Voici un an que tes vrais fils, le bas peuple, ce peuple si magnifique, est debout, toujours téméraire, pour te reconstruire. Que tes belles femmes sont prêtes, comptant sur leur frêle force et leur incommensurable courage, à tout recommencer. Que tes hommes veulent, une énième fois, faire le rite séculaire, celui-là qu’ont toujours fait leurs pères, rebâtir. Mais tes fils aveuglés par le pouvoir et l’or, ceux-là qui ont ton destin en main, ne peuvent pas, ne veulent pas t’aider à te relever. Les Duvalier, tes hommes politiques, tes cauchemars, sont toujours debout. Et toi, Haïti, tu es toujours à genoux, les larmes aux yeux, tendant la sébile, comme un crasseux mendiant, sous le regard presque narquois de la communauté internationale. Tu es demeuré, pendant toute une année, un mangeur de sacrifices !

Haïti, toi l’aînée de toutes les républiques noires ! Toi qui as donné Dany Laferrière, Lionel Trouillot, Frakétienne… Toi la terre-culture ! Toi qui es le symbole de la résistance. Toi qui es le symbole de l’harmonie de la nature ! Toi la perle des Caraïbes, que décrivait Christophe Colomb en 1492 comme une mer de cristal, une côte de sable d’or ceinte de cocotiers, d’abricotiers des tropiques et d’orchidées multicolores… ! Tu es toujours là, pleurant, sale, humilié, malade, raillé… dans la boue ! Oh Haïti !
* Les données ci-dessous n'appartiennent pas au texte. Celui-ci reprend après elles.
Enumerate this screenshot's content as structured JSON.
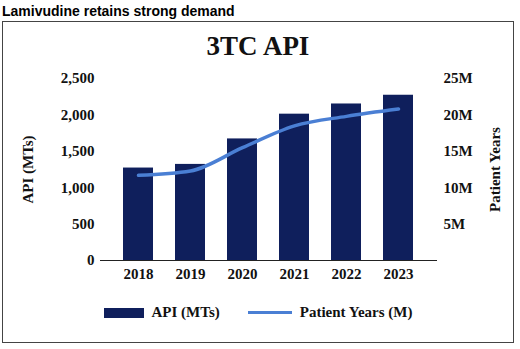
{
  "chart_data": {
    "type": "bar",
    "heading": "Lamivudine retains strong demand",
    "title": "3TC API",
    "y_label": "API (MTs)",
    "y2_label": "Patient Years",
    "categories": [
      "2018",
      "2019",
      "2020",
      "2021",
      "2022",
      "2023"
    ],
    "series": [
      {
        "name": "API (MTs)",
        "type": "bar",
        "color": "#0f1f5c",
        "values": [
          1270,
          1320,
          1670,
          2010,
          2150,
          2270
        ]
      },
      {
        "name": "Patient Years (M)",
        "type": "line",
        "axis": "y2",
        "color": "#4a7fd4",
        "values": [
          11.7,
          12.3,
          15.5,
          18.5,
          19.8,
          20.8
        ]
      }
    ],
    "ylim": [
      0,
      2500
    ],
    "yticks": [
      0,
      500,
      {
        "value": 1000,
        "label": "1,000"
      },
      {
        "value": 1500,
        "label": "1,500"
      },
      {
        "value": 2000,
        "label": "2,000"
      },
      {
        "value": 2500,
        "label": "2,500"
      }
    ],
    "y2lim": [
      0,
      25
    ],
    "y2ticks": [
      {
        "value": 5,
        "label": "5M"
      },
      {
        "value": 10,
        "label": "10M"
      },
      {
        "value": 15,
        "label": "15M"
      },
      {
        "value": 20,
        "label": "20M"
      },
      {
        "value": 25,
        "label": "25M"
      }
    ],
    "grid": false,
    "legend": "bottom"
  }
}
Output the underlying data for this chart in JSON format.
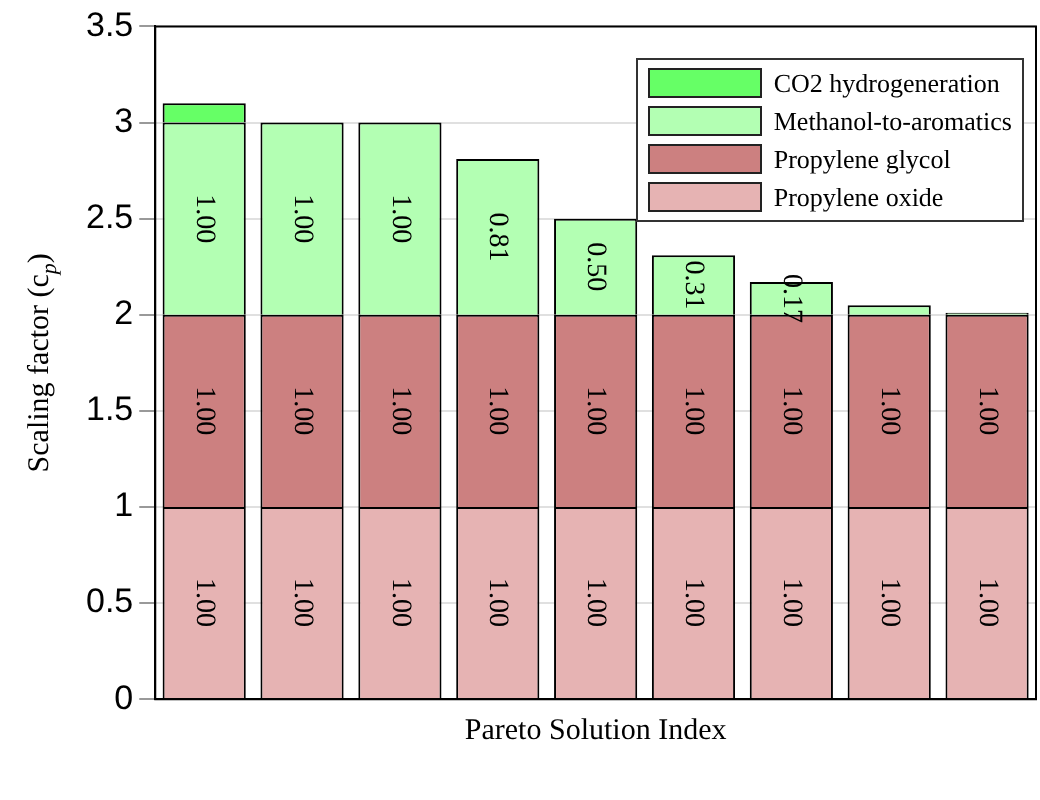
{
  "chart_data": {
    "type": "bar",
    "stacked": true,
    "xlabel": "Pareto Solution Index",
    "ylabel": "Scaling factor (c$_{p}$)",
    "categories": [
      null,
      null,
      null,
      null,
      null,
      null,
      null,
      null,
      null
    ],
    "series": [
      {
        "name": "Propylene oxide",
        "color": "#e6b3b3",
        "values": [
          1,
          1,
          1,
          1,
          1,
          1,
          1,
          1,
          1
        ],
        "value_labels": [
          "1.00",
          "1.00",
          "1.00",
          "1.00",
          "1.00",
          "1.00",
          "1.00",
          "1.00",
          "1.00"
        ]
      },
      {
        "name": "Propylene glycol",
        "color": "#cc8080",
        "values": [
          1,
          1,
          1,
          1,
          1,
          1,
          1,
          1,
          1
        ],
        "value_labels": [
          "1.00",
          "1.00",
          "1.00",
          "1.00",
          "1.00",
          "1.00",
          "1.00",
          "1.00",
          "1.00"
        ]
      },
      {
        "name": "Methanol-to-aromatics",
        "color": "#b3ffb3",
        "values": [
          1,
          1,
          1,
          0.81,
          0.5,
          0.31,
          0.17,
          0.05,
          0.01
        ],
        "value_labels": [
          "1.00",
          "1.00",
          "1.00",
          "0.81",
          "0.50",
          "0.31",
          "0.17",
          null,
          null
        ]
      },
      {
        "name": "CO2 hydrogeneration",
        "color": "#66ff66",
        "values": [
          0.1,
          0,
          0,
          0,
          0,
          0,
          0,
          0,
          0
        ]
      }
    ],
    "ylim": [
      0,
      3.5
    ],
    "yticks": [
      0,
      0.5,
      1,
      1.5,
      2,
      2.5,
      3,
      3.5
    ],
    "grid": "y",
    "legend": "top right"
  }
}
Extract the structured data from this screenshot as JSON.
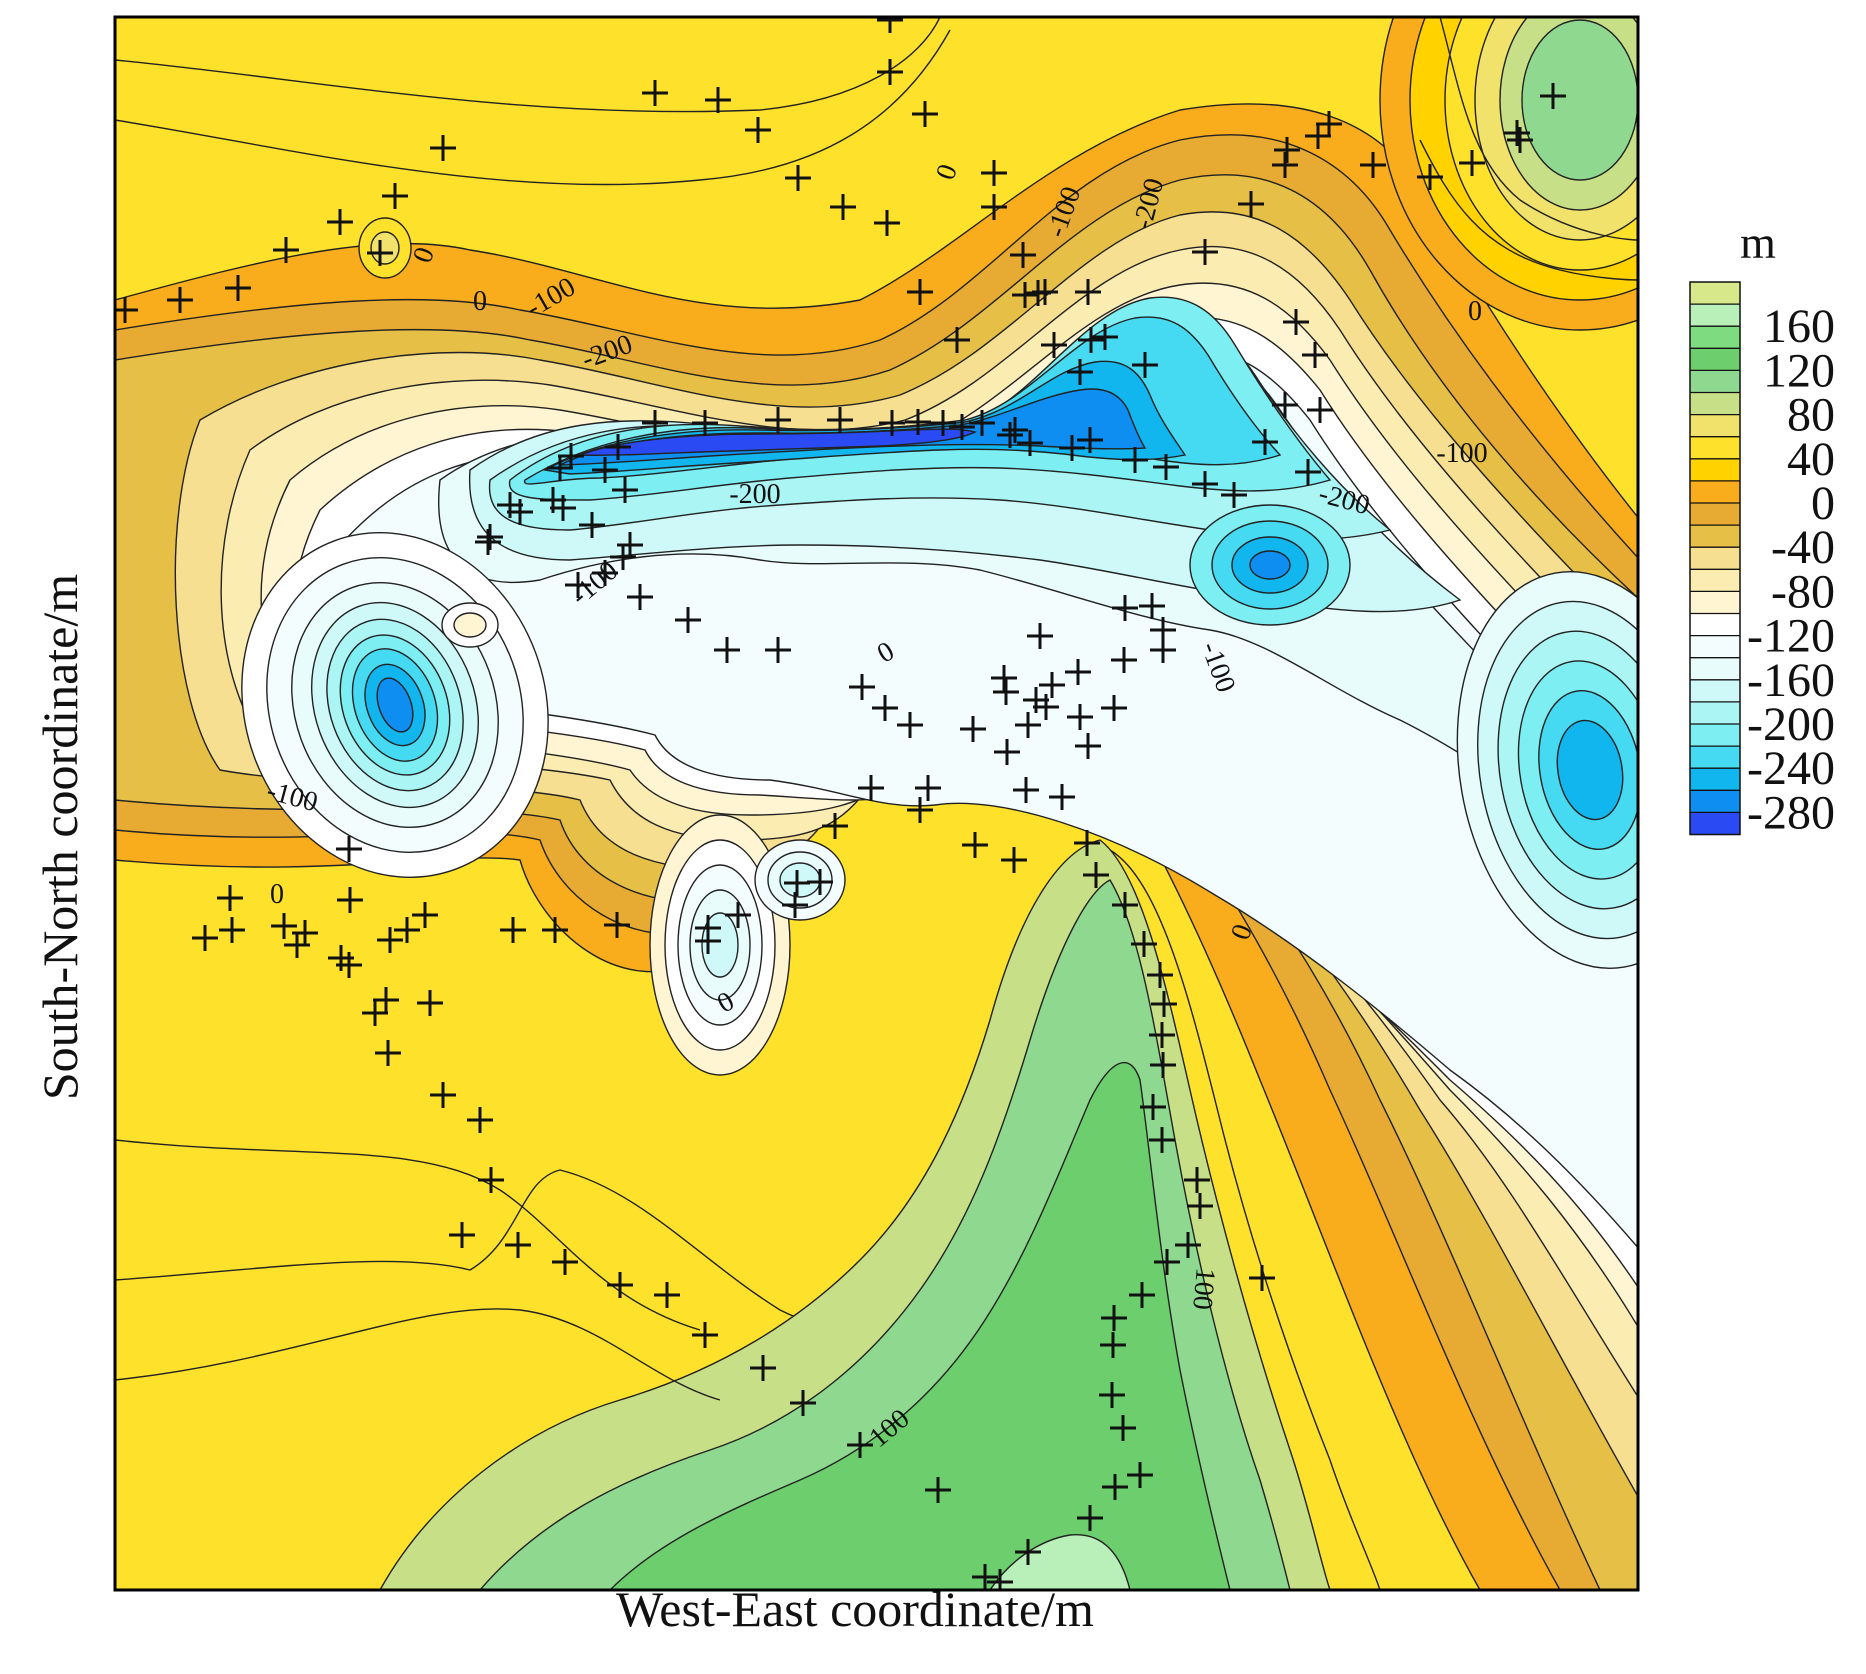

Non, il temps, Haïti ! Il est vraiment temps que tes politiques s’entendent, qu’ils comprennent que c’est toi qui dois donner l’exemple, le bon exemple, à toutes les autres républiques noires qui ont les yeux fixés sur toi. Que toi, Haïti, qui as donné à tous les peuples noirs le goût de la résistance, de la liberté, tu leur apprennes, enfin, à dissocier une scène politique d’un champ de bataille. Que tu apprennes aux autres républiques noires, tes cadettes, à organiser des élections transparentes et non suivies de violence. Il est temps, Haïti, que ton rayonnement inspire tous les peuples noirs ! Il est temps, Haïti, que tes politiques s’entendent, pour te laver ton éternel affront. Il est temps, Haïti, que tu reprennes ton destin en main.

Et ce jour qui marque le triste anniversaire de ton historique malheur, tous les Noirs qui t’aiment encore, qui t’aiment toujours, malgré tout, et qui croient toujours en toi, qui n’ont que leur cœur à t’offrir, d’une seule voix, te disent, comme les disciples du Christ à ce paralytique qui leur demandait des pièces de monnaie : « Haïti, lève-toi et marche ! ».